Energy security as a critical part of a National Security Strategy
While Australia enjoys a virtually unrivalled wealth of natural resources, the ability to refine and produce vast quantities of steel, coking coal and now domestic agricultural produce and critical, specialised medical supplies also serves as a glaring gap in the broader national security debate. Accordingly, any national strategic reserve policy requires a holistic approach to incorporate these into the development of any policy response.
Contemporary Australia has been far removed from the harsh realities of conflict, with many generations never enduring the reality of rationing for food, energy, medical supplies or luxury goods, and even fewer within modern Australia understanding the socio-political and economic impact such rationing would have on the now world-leading Australian standard of living.
Accordingly, it is now up to Australia's political and strategic leaders to form an integrated policy agenda as part of a broader National Security Strategy – similar to that advocated for by Senator Molan – to include the development of critical national strategic reserves to support the national economy and defence capability during an increasingly troubled period in global history.
Senator Molan stressed the importance of these developments, telling Defence Connect, "We have managed to get away with not having a national security strategy only because we have lived in a tranquil region since 1945. But our strategic environment is changing quickly, and we need to prepare for a turbulent future. Developing a national security strategy would be a vital first step towards building the capacity we need to face the potential challenges that are coming."

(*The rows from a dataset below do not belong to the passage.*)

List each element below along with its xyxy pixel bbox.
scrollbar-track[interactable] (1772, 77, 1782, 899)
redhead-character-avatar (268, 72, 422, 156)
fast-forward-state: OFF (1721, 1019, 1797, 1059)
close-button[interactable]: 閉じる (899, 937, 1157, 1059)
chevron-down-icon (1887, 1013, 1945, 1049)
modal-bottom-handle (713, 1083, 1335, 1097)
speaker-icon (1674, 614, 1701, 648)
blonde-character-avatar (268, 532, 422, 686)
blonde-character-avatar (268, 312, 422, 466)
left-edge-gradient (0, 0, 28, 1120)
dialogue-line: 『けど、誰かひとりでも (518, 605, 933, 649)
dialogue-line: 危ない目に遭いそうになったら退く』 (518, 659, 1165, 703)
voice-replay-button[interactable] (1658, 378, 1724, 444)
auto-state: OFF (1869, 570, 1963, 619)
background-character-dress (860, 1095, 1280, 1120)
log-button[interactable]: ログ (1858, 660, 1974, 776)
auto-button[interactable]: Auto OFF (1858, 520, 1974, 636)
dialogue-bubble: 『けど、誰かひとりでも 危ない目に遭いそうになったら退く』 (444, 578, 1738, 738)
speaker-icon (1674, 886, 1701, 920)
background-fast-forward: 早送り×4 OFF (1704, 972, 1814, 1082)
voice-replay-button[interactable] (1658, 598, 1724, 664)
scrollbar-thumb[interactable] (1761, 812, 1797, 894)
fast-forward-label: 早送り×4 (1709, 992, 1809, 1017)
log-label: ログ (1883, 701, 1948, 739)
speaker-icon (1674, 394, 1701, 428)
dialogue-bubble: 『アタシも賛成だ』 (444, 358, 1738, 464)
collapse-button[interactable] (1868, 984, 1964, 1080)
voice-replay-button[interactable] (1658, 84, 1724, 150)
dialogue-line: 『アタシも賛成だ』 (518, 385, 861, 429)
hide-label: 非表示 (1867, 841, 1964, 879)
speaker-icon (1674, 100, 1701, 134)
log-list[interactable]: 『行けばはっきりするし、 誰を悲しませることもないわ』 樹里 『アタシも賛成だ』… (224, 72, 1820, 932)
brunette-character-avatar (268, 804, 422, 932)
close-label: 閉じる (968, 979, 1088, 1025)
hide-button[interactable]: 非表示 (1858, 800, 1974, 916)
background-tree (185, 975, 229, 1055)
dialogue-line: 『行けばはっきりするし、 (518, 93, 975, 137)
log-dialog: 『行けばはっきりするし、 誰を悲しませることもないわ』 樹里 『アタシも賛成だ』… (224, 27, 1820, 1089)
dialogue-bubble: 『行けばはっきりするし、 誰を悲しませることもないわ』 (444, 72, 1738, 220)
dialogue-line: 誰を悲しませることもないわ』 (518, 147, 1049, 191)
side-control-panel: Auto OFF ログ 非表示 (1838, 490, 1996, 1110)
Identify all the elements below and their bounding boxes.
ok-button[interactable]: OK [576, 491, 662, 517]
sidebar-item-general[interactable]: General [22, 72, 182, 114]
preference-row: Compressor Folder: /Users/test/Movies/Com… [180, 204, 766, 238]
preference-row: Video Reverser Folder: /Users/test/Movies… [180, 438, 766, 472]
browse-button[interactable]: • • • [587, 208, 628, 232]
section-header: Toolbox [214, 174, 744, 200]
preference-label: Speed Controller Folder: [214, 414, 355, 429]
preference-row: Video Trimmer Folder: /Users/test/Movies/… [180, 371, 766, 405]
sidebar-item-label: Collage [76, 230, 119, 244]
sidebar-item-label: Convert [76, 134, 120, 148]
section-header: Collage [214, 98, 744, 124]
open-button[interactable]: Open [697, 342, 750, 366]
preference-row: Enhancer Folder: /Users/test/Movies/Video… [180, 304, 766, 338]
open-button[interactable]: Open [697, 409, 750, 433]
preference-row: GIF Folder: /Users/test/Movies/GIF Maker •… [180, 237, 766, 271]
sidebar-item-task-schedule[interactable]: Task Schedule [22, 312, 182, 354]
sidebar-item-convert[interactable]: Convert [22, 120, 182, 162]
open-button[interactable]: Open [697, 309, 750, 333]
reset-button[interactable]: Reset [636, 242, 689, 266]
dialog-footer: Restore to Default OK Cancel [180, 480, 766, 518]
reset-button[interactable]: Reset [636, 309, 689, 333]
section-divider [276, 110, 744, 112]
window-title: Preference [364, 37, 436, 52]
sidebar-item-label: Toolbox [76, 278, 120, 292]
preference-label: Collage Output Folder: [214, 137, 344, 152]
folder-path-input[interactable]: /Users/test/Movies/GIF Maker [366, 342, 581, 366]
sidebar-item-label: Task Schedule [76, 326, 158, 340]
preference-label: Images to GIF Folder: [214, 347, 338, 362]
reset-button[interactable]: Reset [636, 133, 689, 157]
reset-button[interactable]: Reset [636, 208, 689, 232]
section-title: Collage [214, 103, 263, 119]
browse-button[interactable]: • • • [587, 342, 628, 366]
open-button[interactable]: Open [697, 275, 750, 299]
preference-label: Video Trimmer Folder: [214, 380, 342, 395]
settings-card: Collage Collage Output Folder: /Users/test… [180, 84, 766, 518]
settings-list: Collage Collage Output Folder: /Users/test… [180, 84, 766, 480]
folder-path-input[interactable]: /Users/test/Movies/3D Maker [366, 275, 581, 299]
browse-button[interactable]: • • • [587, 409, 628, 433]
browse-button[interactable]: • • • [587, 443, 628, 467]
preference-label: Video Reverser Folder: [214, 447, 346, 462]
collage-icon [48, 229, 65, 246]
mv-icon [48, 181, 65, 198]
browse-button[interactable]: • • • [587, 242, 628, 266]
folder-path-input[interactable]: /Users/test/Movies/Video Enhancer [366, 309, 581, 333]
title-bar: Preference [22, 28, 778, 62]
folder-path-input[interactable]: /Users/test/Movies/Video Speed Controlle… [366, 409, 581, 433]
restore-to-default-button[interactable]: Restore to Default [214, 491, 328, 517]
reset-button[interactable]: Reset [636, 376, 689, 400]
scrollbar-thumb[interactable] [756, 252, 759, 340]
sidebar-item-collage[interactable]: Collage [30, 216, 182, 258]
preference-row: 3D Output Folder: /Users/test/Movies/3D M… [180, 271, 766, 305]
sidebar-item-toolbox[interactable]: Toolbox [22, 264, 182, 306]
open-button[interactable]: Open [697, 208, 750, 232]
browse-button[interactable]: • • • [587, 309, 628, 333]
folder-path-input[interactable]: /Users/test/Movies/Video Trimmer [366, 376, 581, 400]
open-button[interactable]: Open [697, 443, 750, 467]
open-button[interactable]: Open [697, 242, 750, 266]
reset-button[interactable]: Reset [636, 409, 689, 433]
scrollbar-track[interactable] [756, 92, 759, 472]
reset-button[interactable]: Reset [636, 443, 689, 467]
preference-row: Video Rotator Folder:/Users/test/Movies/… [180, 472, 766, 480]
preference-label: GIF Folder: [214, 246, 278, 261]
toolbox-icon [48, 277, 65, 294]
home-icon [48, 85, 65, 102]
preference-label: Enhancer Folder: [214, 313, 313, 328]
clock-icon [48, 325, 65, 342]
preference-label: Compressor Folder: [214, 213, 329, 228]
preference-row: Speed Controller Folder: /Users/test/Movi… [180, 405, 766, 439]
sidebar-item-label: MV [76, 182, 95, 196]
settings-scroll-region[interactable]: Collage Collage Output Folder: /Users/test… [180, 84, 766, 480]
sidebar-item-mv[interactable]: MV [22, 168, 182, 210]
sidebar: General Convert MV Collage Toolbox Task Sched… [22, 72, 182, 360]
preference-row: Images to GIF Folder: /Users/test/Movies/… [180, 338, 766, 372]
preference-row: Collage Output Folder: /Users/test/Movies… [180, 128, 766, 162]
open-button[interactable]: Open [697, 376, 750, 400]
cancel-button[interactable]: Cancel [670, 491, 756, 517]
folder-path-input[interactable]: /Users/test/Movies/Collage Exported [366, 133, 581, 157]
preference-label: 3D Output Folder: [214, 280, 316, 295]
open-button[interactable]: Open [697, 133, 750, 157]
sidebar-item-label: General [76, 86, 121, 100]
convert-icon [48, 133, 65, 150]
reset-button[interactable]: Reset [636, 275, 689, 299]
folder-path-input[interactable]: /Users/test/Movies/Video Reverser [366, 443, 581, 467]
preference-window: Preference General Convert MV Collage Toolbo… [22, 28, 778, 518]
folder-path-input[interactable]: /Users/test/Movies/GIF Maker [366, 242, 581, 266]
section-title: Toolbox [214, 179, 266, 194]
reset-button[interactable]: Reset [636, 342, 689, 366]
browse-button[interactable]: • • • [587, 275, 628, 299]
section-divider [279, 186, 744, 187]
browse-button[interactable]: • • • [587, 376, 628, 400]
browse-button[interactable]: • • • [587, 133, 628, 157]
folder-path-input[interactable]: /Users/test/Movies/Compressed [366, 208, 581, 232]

As an island nation, Australia is defined by its relationship with the ocean. Maritime power projection and sea control play a pivotal role in securing Australia’s economic and strategic security as a result of the intrinsic connection between the nation and Indo-Pacific Asia’s strategic sea-lines-of-communication in the 21st century.
Further compounding Australia's precarious position is an acceptance that 'Pax Americana', or the post-Second World War 'American Peace', is over and Australia will require a uniquely Australian approach and recognition that the nation is now solely responsible for the security of its national interests with key alliances serving a secondary, complementary role to the broader debate.